Он быстро переоделся и сел к телефону. Поначалу позвонил отцу в Загорск, автоматическая связь сработала, но трубки никто не поднял.

Судя по всему, отец отъехал на свой садовый участок и будет страдать там над своими чахлыми яблоньками, пока не выпадет снег.

Кроме отца — прощаться Лешке было не с кем.

Журавлев снял трубку сразу — продолжал сидеть на рабочем месте.

— Мне дают оружие, — сказал Лешка. — А что еще, пока не знаю.

— Уже хорошо… M-м… Но путч окончен. Они проиграли.

— С чего ты решил?! Я же около Белого дома, там тебе и танки, и черт-те что!

— Видимость и агония. Он потеряли темп и ритм. К этому моменту в семнадцатом году их великий учитель, что б там про него сейчас ни говорили, уже успел захватить в Питере и телеграф, и почты, и банки, и заблокировать все мосты через Неву. Эти олухи настолько обленились, что даже основы стратегии своего вождя забыли. Все, Лешка, конец. Теперь начнется оперетта, хотя и она может оказаться не бескровной.

— Ты лентяй, сидишь там и теоретизируешь!

— Правильно, мы здесь выиграем в любом случае. Куда от нас победители денутся? Нас, братец, надо лелеять и холить, иначе кто воспоет дифирамбы новым вождям СССР?

— А президент…

— По-моему, Горбачев тоже потерял темп и ритм. Давай примолкнем, прошел слух, что у нас все разговоры прослушиваются. Отбой.

— Отбой, — дал подтверждение Лешка.

Он нашел крепкую хорошую сумку, переложил в нее все, что можно было, из холодильника, проверил, не течет ли где вода, выкрутил электропробки на щитке и понял, что подсознательно готовится на длительную отлучку. Не скоро он вернется под родную крышу — это он почувствовал определенно и остро, хотя ни в какое предвидение будущего напрочь не верил.

Сумерки сгущались, когда он выскочил на улицу. Он чувствовал себя сильным, свободным, ничем не отягченным, никому ничего не должным, его будущее было в собственных руках. Оставалось ухватить судьбу за хвост и держать крепко, но нежно, чтобы не задушить от радости.

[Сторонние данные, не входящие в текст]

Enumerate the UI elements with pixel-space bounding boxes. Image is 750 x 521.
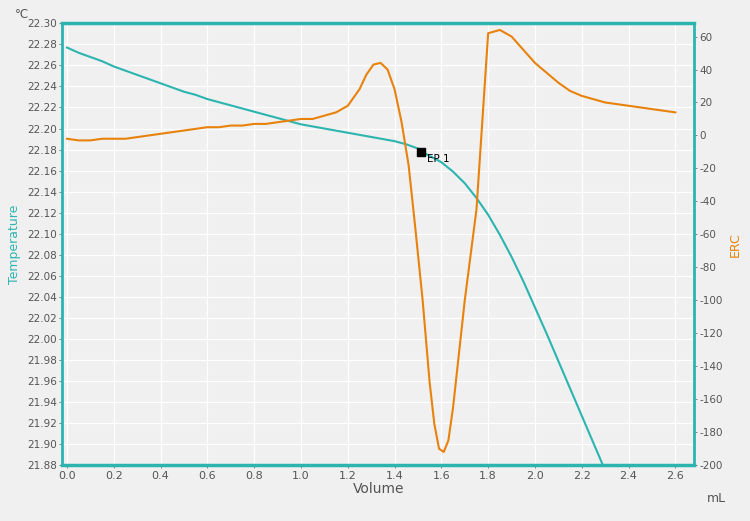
Text: °C: °C bbox=[15, 8, 29, 21]
X-axis label: Volume: Volume bbox=[352, 482, 404, 496]
Text: EP 1: EP 1 bbox=[427, 154, 450, 164]
Text: mL: mL bbox=[706, 492, 726, 505]
Y-axis label: ERC: ERC bbox=[729, 232, 742, 257]
Y-axis label: Temperature: Temperature bbox=[8, 205, 21, 284]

Ночь опустилась темная, августовская, когда Лешка вернулся к Белому дому. Уже издали он увидел, что у парадной широкой лестницы тут и там горят костры, а вал возведенной баррикады уже представлял собой нечто серьезное. Тяжелый танк завяз бы в этой баррикаде секунд на сорок. Надежней, в части обороны, казалась шеренга троллейбусов, перегородившая направление к парадным подъездам. Но и она настоящей атаки сдержать бы не смогла. Для того чтобы остановить хотя бы несколько танков, управляемых опытными экипажами, нужен заслон из противотанковых мин, надолбы и гранатометы. Ничего этого на стороне обороны не наблюдалось. Белый дом собирался защищаться кулаками, пустыми бутылками и боевым духом.

Незримая полоса временного перемирия разделила обороняющихся и штурмующих. На стороне Белого дома тут и там мелькали огни разожженных для бодрости и обогрева костров, а бронемашины стояли в отдалении — грозные, но словно задремавшие.

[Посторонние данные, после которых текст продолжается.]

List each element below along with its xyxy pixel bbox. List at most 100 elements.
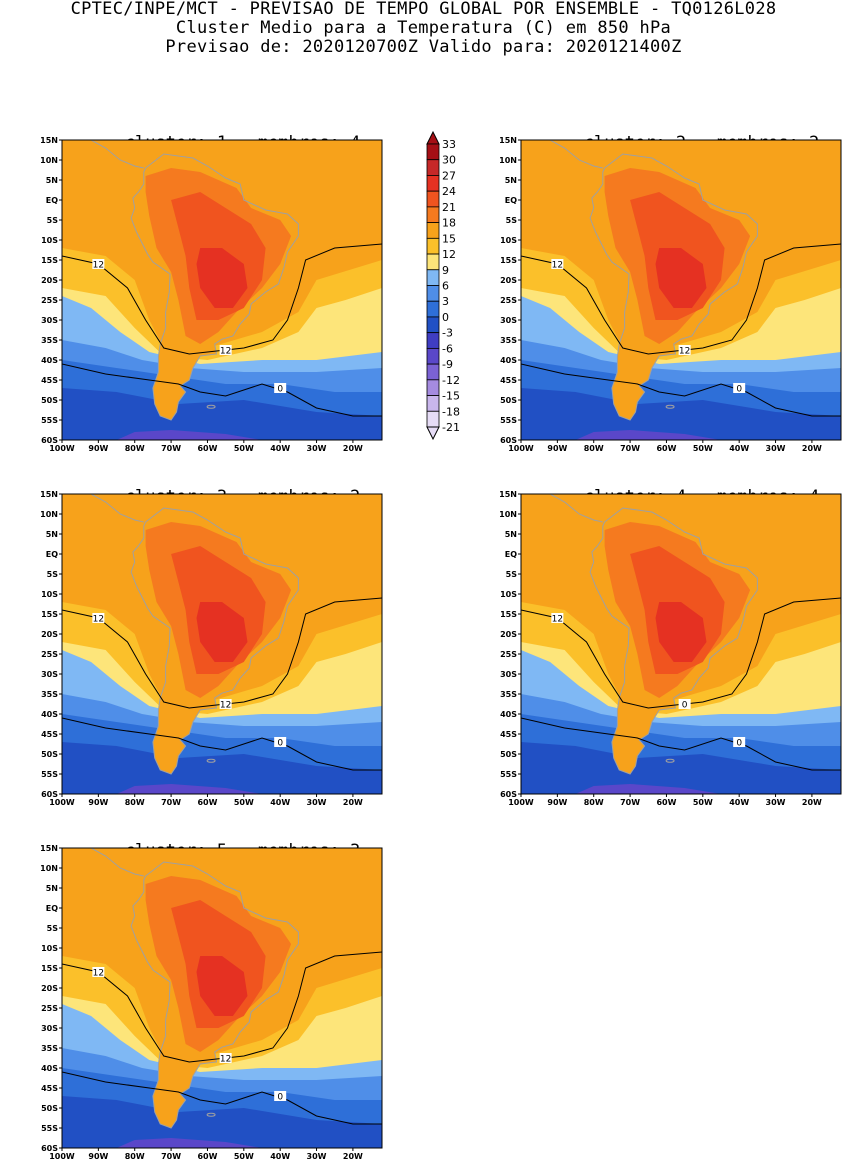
x-tick-label: 40W <box>270 798 290 807</box>
x-tick-label: 100W <box>508 798 534 807</box>
colorbar-box <box>426 395 440 412</box>
colorbar-box <box>426 222 440 239</box>
contour-label: 12 <box>679 347 690 357</box>
colorbar-box <box>426 410 440 428</box>
falklands <box>206 404 216 409</box>
header-line-3: Previsao de: 2020120700Z Valido para: 20… <box>165 37 682 57</box>
colorbar-box <box>426 347 440 365</box>
y-tick-label: 5S <box>47 216 59 225</box>
y-tick-label: 15S <box>500 610 517 619</box>
map-content <box>521 494 841 794</box>
panel-cluster-3: cluster: 3 membros: 2 1212015N10N5NEQ5S1… <box>0 467 400 812</box>
temperature-map: 12 12 0 15N 10N 5N EQ 5S 10S 15S 20S 25S 30S 35S 40S 45… <box>40 136 383 453</box>
x-tick-label: 100W <box>49 798 75 807</box>
contour-label-bg <box>92 613 105 623</box>
contour-label-bg <box>274 1091 287 1101</box>
contour-0 <box>521 363 841 417</box>
coastline <box>589 507 758 775</box>
y-tick-label: 10N <box>40 510 58 519</box>
x-tick-label: 80W <box>125 798 145 807</box>
contour-0 <box>62 717 382 771</box>
contour-label: 0 <box>736 739 742 749</box>
y-tick-label: 55S <box>500 416 517 425</box>
colorbar-label: 18 <box>442 217 456 230</box>
x-tick-label: 80W <box>125 444 145 453</box>
y-tick-label: 50S <box>41 750 58 759</box>
contour-label: 0 <box>736 385 742 395</box>
y-tick-label: 35S <box>41 336 58 345</box>
x-tick-label: 50W <box>693 798 713 807</box>
contour-12 <box>62 951 382 1063</box>
y-tick-label: EQ <box>46 196 58 205</box>
y-tick-label: 60S <box>500 436 517 445</box>
y-tick-label: 5S <box>47 570 59 579</box>
x-tick-label: 20W <box>802 798 822 807</box>
contour-0 <box>62 1071 382 1125</box>
contour-label-bg <box>92 967 105 977</box>
x-tick-label: 20W <box>343 798 363 807</box>
panel-cluster-1: cluster: 1 membros: 4 1212015N10N5NEQ5S1… <box>0 113 400 458</box>
map-frame <box>61 139 383 441</box>
x-tick-label: 30W <box>766 798 786 807</box>
y-tick-label: 15S <box>500 256 517 265</box>
y-tick-label: 5S <box>506 216 518 225</box>
coastline-central-america <box>90 848 144 877</box>
contour-label-bg <box>733 737 746 747</box>
contour-label-bg <box>678 699 691 709</box>
contour-label: 12 <box>93 261 104 271</box>
colorbar-box <box>426 190 440 208</box>
y-tick-label: 10N <box>40 864 58 873</box>
panel-cluster-4: cluster: 4 membros: 4 120015N10N5NEQ5S10… <box>459 467 847 812</box>
falklands <box>206 1112 216 1117</box>
colorbar-label: 0 <box>442 311 449 324</box>
y-tick-label: 15N <box>40 136 58 145</box>
temperature-map: 12 12 0 15N 10N 5N EQ 5S 10S 15S 20S 25S 30S 35S 40S 45… <box>40 844 383 1161</box>
colorbar-box <box>426 363 440 381</box>
y-tick-label: 20S <box>500 276 517 285</box>
colorbar-label: 24 <box>442 185 456 198</box>
x-tick-label: 20W <box>343 444 363 453</box>
y-tick-label: 60S <box>41 436 58 445</box>
y-tick-label: 45S <box>41 376 58 385</box>
y-tick-label: 25S <box>500 650 517 659</box>
colorbar-box <box>426 175 440 192</box>
x-tick-label: 50W <box>234 444 254 453</box>
x-tick-label: 30W <box>766 444 786 453</box>
y-tick-label: 60S <box>41 1144 58 1153</box>
y-tick-label: 35S <box>41 690 58 699</box>
y-tick-label: 25S <box>41 650 58 659</box>
field-minus3-0 <box>521 742 841 794</box>
falklands <box>665 404 675 409</box>
y-tick-label: 50S <box>41 396 58 405</box>
y-tick-label: 25S <box>500 296 517 305</box>
temperature-map: 12 12 0 15N 10N 5N EQ 5S 10S 15S 20S 25S 30S 35S 40S 45… <box>499 136 842 453</box>
y-tick-label: 40S <box>41 1064 58 1073</box>
figure-header: CPTEC/INPE/MCT - PREVISAO DE TEMPO GLOBA… <box>0 0 847 57</box>
y-tick-label: 15S <box>41 256 58 265</box>
coastline <box>130 861 299 1129</box>
colorbar-box <box>426 269 440 286</box>
colorbar-label: -15 <box>442 390 460 403</box>
colorbar-label: -18 <box>442 405 460 418</box>
x-tick-label: 50W <box>693 444 713 453</box>
colorbar-label: 15 <box>442 232 456 245</box>
contour-label-bg <box>551 613 564 623</box>
panel-cluster-5: cluster: 5 membros: 3 1212015N10N5NEQ5S1… <box>0 821 400 1166</box>
field-24-27 <box>655 602 707 662</box>
y-tick-label: EQ <box>46 904 58 913</box>
field-minus6 <box>116 784 262 794</box>
y-tick-label: 5N <box>46 530 58 539</box>
coastline-central-america <box>549 494 603 523</box>
y-tick-label: 15S <box>41 964 58 973</box>
y-tick-label: 5N <box>505 530 517 539</box>
y-tick-label: 55S <box>41 416 58 425</box>
y-tick-label: 40S <box>41 356 58 365</box>
field-minus6 <box>575 784 721 794</box>
y-tick-label: 30S <box>41 670 58 679</box>
contour-label: 12 <box>93 969 104 979</box>
y-tick-label: 10S <box>41 590 58 599</box>
x-tick-label: 40W <box>270 444 290 453</box>
x-tick-label: 70W <box>161 444 181 453</box>
y-tick-label: 10S <box>500 590 517 599</box>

Никакого слезливого братания не наблюдалось. Кое-где из стволов пушек и пулеметов еще торчали букетики цветов, но и те приувяли: они уже выполнили свою задачу — теле- и кинооператоры сделали нужные снимки, фотожурналисты тоже не отстали, и теперь во всех газетах мира замелькают однотипные фотографии — жерло орудия на фоне Белого дома, а из него торчат цветочки. Ах, как мило, словно из-за этих букетиков пушка и выстрелить не сможет.

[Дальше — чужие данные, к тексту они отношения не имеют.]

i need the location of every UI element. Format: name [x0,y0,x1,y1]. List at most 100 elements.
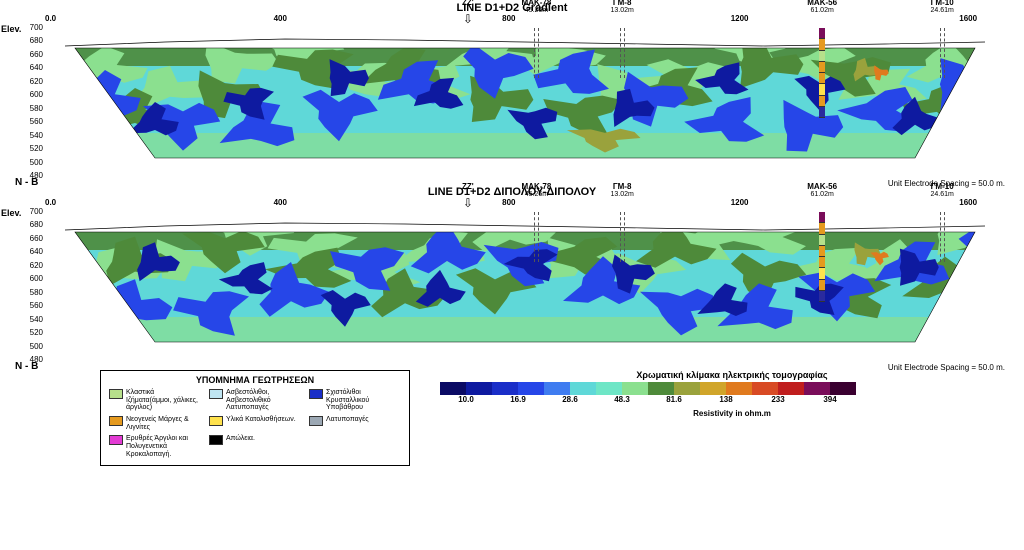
y-tick: 620 [17,261,43,270]
scale-swatch [596,382,622,395]
section-title-2: LINE D1+D2 ΔΙΠΟΛΟΥ-ΔΙΠΟΛΟΥ [0,186,1024,198]
y-tick: 580 [17,104,43,113]
x-tick: 800 [502,198,515,207]
y-tick: 680 [17,36,43,45]
scale-swatch [804,382,830,395]
legend-item: Νεογενείς Μάργες & Λιγνίτες [109,416,201,431]
y-tick: 640 [17,247,43,256]
scale-value: 10.0 [458,395,474,404]
scale-swatch [648,382,674,395]
y-tick: 660 [17,234,43,243]
arrow-icon: ⇩ [463,12,473,26]
scale-value: 394 [823,395,836,404]
dashed-indicator [538,212,539,262]
scale-swatch [492,382,518,395]
y-tick: 700 [17,207,43,216]
annotation: ΓΜ-813.02m [610,0,633,14]
y-tick: 520 [17,144,43,153]
profile-1: Elev. 7006806606406206005805605405205004… [45,16,1005,176]
y-axis-1: 700680660640620600580560540520500480 [17,16,43,176]
x-axis-1: 0.040080012001600 [45,14,1005,24]
x-tick: 400 [274,14,287,23]
x-tick: 1200 [731,198,749,207]
resistivity-scale-labels: 10.0 16.9 28.6 48.3 81.6 138 233 394 [440,395,1024,407]
legend-item: Σχιστόλιθοι Κρυσταλλικού Υποβάθρου [309,389,401,412]
direction-2: N - B [15,361,38,372]
borehole-legend-grid: Κλαστικά Ιζήματα(άμμοι, χάλικες, άργιλος… [109,389,401,459]
x-tick: 0.0 [45,198,56,207]
footnote-2: Unit Electrode Spacing = 50.0 m. [888,363,1005,372]
y-tick: 540 [17,131,43,140]
dashed-indicator [624,212,625,262]
y-tick: 500 [17,342,43,351]
dashed-indicator [534,212,535,262]
y-axis-2: 700680660640620600580560540520500480 [17,200,43,360]
tomography-plot-1 [45,28,1005,176]
section-dipole: LINE D1+D2 ΔΙΠΟΛΟΥ-ΔΙΠΟΛΟΥ Elev. 7006806… [0,186,1024,360]
dashed-indicator [940,212,941,262]
legend-item: Κλαστικά Ιζήματα(άμμοι, χάλικες, άργιλος… [109,389,201,412]
x-tick: 400 [274,198,287,207]
y-tick: 540 [17,315,43,324]
scale-swatch [622,382,648,395]
annotation: ΓΜ-1024.61m [930,0,953,14]
scale-swatch [570,382,596,395]
profile-2: Elev. 7006806606406206005805605405205004… [45,200,1005,360]
dashed-indicator [620,212,621,262]
scale-swatch [518,382,544,395]
scale-value: 48.3 [614,395,630,404]
scale-value: 16.9 [510,395,526,404]
y-tick: 600 [17,90,43,99]
legend-item: Απώλεια. [209,435,301,458]
scale-value: 138 [719,395,732,404]
resistivity-scale-sub: Resistivity in ohm.m [440,409,1024,418]
scale-value: 81.6 [666,395,682,404]
borehole-legend: ΥΠΟΜΝΗΜΑ ΓΕΩΤΡΗΣΕΩΝ Κλαστικά Ιζήματα(άμμ… [100,370,410,466]
x-axis-2: 0.0 400 800 1200 1600 [45,198,1005,208]
legend-item: Υλικά Κατολισθήσεων. [209,416,301,431]
scale-value: 233 [771,395,784,404]
scale-swatch [752,382,778,395]
annotation: ΓΜ-1024.61m [930,182,953,198]
legend-item: Λατυποπαγές [309,416,401,431]
annotation: MAK-7845.26m [522,182,552,198]
dashed-indicator [534,28,535,78]
scale-swatch [700,382,726,395]
scale-swatch [674,382,700,395]
y-tick: 640 [17,63,43,72]
y-tick: 620 [17,77,43,86]
annotation: ΓΜ-813.02m [610,182,633,198]
dashed-indicator [538,28,539,78]
dashed-indicator [624,28,625,78]
x-tick: 1600 [959,198,977,207]
annotation: ZZ' [462,0,474,7]
borehole-legend-title: ΥΠΟΜΝΗΜΑ ΓΕΩΤΡΗΣΕΩΝ [109,375,401,385]
scale-swatch [830,382,856,395]
x-tick: 1200 [731,14,749,23]
y-tick: 520 [17,328,43,337]
scale-swatch [778,382,804,395]
borehole-column [819,212,825,302]
legend-area: ΥΠΟΜΝΗΜΑ ΓΕΩΤΡΗΣΕΩΝ Κλαστικά Ιζήματα(άμμ… [100,370,1024,466]
scale-swatch [726,382,752,395]
resistivity-scale-boxes [440,382,1024,395]
section-gradient: LINE D1+D2 Gradient Elev. 70068066064062… [0,2,1024,176]
legend-item: Ασβεστόλιθοι, Ασβεστολιθικό Λατυποπαγές [209,389,301,412]
dashed-indicator [620,28,621,78]
resistivity-scale: Χρωματική κλίμακα ηλεκτρικής τομογραφίας… [440,370,1024,418]
tomography-plot-2 [45,212,1005,360]
arrow-icon: ⇩ [463,196,473,210]
legend-item: Ερυθρές Άργιλοι και Πολυγενετικά Κροκαλο… [109,435,201,458]
y-tick: 560 [17,117,43,126]
y-tick: 500 [17,158,43,167]
annotation: MAK-7845.26m [522,0,552,14]
scale-swatch [544,382,570,395]
y-tick: 600 [17,274,43,283]
x-tick: 800 [502,14,515,23]
annotation: MAK-5661.02m [807,182,837,198]
y-tick: 660 [17,50,43,59]
y-tick: 680 [17,220,43,229]
annotation: ZZ' [462,182,474,191]
x-tick: 0.0 [45,14,56,23]
scale-value: 28.6 [562,395,578,404]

Надо понимать так, решил Лешка, что обе стороны занимаются самым нудным делом в вооруженном противостоянии — ждут. Вояки — приказа о штурме, оборонцы — отражения этого штурма. Время работало на последних, потому что армия всегда слабеет и разлагается в томительном бездействии, этого олухи из ГКЧП тоже не понимали.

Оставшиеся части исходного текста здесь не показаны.